Modern transportation includes aviation, infrastructure such as roadways, bridges and highways.

Transportation demographics 

In an online poll done by the Williamsport Sun Gazette a majority (approx. 73%) of residents in Lycoming County 25 years of age and up get to work in a vehicle. 13% uses public transportation, 9% walk or bike to work and 5% other modes of transportation.

79% of 500 Lycoming county residents interviewed said that they have used public transportation at least once, and 73% of riders say they are happy with service. "Service" includes, fair prices, time and bus interior condition (trash on floor, broken seats etc.)

Transportation infrastructure

Bridges 
 Carl E. Stotz Memorial Little League Bridge formerly Market Street Bridge
 Maynard Street Bridge
 Arch Street Bridge
 Broad Street Bridge; also known as The Green Bridge
 Loyalsock Creek Railroad Bridge
 Multiple Bridges for Interstate 180 and US 15

Roadways 
Over 3,500 miles of roadways throughout the county.

Railroads

History

Vast stands of timber and nearby coal deposits brought three early railroads to the Williamsport and Lycoming County area. After drifting logs down the West Branch Susquehanna River became impractical. Transporting logs and other goods by rail was faster and more business-friendly. After the logging boom from 1880 to 1930 the area railroads were used for passenger lines connecting Williamsport to Philadelphia, State College, Pittsburgh, Allentown and the Wilkes Barre-Scranton area.

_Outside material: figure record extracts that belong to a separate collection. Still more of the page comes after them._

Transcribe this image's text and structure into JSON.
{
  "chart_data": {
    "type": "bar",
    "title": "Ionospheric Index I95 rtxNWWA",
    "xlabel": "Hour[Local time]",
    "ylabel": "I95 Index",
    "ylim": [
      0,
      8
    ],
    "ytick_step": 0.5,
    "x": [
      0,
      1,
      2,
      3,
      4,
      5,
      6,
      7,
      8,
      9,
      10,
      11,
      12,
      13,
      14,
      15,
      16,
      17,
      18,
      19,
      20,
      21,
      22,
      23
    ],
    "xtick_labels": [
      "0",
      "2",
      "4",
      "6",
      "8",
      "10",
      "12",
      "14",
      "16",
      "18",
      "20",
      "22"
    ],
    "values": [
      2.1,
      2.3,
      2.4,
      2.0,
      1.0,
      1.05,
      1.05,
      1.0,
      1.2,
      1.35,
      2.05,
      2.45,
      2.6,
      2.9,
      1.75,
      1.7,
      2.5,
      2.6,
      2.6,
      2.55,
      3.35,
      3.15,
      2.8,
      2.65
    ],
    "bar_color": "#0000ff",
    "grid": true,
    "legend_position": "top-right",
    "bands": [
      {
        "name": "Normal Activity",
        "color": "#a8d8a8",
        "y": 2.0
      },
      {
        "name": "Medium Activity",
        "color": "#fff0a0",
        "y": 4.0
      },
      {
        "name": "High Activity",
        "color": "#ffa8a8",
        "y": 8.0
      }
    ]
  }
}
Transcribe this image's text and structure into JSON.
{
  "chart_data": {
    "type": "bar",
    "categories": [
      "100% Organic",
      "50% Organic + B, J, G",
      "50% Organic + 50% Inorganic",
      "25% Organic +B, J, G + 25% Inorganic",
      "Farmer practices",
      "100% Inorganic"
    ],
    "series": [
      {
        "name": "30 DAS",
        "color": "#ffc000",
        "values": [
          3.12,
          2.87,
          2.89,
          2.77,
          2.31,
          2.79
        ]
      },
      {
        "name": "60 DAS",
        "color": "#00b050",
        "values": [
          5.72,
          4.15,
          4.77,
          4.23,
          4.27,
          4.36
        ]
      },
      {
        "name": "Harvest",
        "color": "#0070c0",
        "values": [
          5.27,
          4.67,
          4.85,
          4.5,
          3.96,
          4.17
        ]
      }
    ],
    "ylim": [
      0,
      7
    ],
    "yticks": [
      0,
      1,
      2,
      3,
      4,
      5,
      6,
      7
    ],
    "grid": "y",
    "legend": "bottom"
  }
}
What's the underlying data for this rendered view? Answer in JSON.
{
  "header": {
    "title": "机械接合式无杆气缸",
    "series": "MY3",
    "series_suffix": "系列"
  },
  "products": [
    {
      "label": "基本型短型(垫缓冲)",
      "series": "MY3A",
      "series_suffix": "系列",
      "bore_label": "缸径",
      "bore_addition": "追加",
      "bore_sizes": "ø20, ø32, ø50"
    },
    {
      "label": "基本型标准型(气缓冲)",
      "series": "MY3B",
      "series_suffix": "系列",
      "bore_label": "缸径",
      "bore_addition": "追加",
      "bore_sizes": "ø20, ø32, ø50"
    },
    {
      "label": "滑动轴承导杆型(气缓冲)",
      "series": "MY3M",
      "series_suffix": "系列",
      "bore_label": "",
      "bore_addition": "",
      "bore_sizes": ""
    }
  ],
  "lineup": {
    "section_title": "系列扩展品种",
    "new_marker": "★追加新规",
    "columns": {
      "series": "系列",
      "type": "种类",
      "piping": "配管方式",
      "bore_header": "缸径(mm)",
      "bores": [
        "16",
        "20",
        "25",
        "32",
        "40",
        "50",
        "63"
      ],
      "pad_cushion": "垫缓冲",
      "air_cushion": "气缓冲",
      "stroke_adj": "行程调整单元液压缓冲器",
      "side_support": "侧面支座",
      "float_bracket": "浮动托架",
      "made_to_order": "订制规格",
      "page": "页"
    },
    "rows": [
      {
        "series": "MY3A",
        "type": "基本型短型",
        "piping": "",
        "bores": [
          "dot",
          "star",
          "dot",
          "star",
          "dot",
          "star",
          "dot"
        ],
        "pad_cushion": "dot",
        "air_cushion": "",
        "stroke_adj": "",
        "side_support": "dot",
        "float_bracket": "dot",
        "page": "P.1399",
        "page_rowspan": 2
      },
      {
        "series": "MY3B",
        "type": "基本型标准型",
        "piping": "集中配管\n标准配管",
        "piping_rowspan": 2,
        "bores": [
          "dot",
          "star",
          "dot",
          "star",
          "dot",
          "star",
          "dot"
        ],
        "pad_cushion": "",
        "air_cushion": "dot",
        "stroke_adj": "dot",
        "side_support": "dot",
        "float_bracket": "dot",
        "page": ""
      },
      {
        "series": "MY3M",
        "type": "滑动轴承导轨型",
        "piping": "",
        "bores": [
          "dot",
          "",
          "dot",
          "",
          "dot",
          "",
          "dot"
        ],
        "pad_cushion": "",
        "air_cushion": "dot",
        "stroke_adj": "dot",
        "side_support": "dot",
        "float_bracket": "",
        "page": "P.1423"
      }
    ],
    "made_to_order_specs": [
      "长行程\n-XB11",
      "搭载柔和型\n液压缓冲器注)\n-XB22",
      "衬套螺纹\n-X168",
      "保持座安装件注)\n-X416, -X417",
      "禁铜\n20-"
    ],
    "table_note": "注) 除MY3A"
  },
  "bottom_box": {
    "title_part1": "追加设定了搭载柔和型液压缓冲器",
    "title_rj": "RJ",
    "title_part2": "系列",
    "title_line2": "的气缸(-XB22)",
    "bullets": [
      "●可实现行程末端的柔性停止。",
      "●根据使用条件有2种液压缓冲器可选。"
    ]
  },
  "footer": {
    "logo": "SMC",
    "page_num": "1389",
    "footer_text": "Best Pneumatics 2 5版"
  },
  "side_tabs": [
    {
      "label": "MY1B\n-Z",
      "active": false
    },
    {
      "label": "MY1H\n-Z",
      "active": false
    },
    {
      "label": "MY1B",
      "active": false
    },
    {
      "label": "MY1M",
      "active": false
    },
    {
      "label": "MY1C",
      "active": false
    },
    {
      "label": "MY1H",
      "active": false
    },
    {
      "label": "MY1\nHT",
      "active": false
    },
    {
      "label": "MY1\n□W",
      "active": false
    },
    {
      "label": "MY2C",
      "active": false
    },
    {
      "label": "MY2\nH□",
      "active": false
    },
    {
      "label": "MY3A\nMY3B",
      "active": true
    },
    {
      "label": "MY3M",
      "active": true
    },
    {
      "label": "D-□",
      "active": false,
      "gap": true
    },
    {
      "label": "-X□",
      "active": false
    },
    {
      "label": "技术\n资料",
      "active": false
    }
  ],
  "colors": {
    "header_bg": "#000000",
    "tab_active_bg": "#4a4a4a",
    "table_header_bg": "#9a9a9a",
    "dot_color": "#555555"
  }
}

The areas rail lines schedule has decreased in the past 25 years. As of 2011 <10 daily train movements in Lycoming County (excl. inter-county rail operations accounts for <5 daily rail movement).

Highways

Current highways
Highways in Lycoming County include Pennsylvania State Routes: 14, 42, 44, 87, 184, 284, 287, 405, 442, 554, 654, 864, 880, 973. U.S. Routes: 15 and 220. Also Interstate I-180.

Major roadways 
The following are major roadways in Lycoming County:
 Broad Street; Montoursville
 East Third Street; Williamsport and Loyalsock Township
 Market Street; Williamsport
 South Market Street; South Williamsport
 Haststings Street; South Williamsport
 Four Mile Dr.; Loyalsock Township
 Northway Road; Loyalsock Township
 West Southern Ave; South Williamsport

Airports

There is one airport in Lycoming. Williamsport Regional Airport is a fully operational public airport with daily commercial flights. The airport serves Williamsport, Pennsylvania and the surrounding Lycoming County area and serves about 25,000 annual passengers. The airport is located five miles east of Williamsport, in Lycoming County, Pennsylvania. It is owned by the Williamsport Municipal Airport Authority.

Passenger numbers

Growth and continued expansion

Airport 

Williamsport Regional Airport received a $19 million expansion budget paid for by the Williamsport Municipal Airport Authority, local, state and federal governments to replace the old terminal and air-side improvements.

Other improvements other that the terminal include. Upgrades to the instrument landing system and runway safety area. Construction of a parallel taxiway, re-marking of the airfield to adhere to FAA directives. Construction of new taxiway “C” to the terminal ramp and upgrades to the airfield taxiways lighting system.

Roadways 
Williamsport and county authorities along with PennDOT created a master plan through the year 2025. Which includes up-keep, construction and re-construction of area, highways and roadways.

Public transit 
In 2015 the River Valley Transit Corp. introduce the new Trade and Transit II and upgrades to its bus terminal in downtown Williamsport. Also additions to bus routes and new natural gas busses with a cleaner burn. Which then produces reduced prices for riders.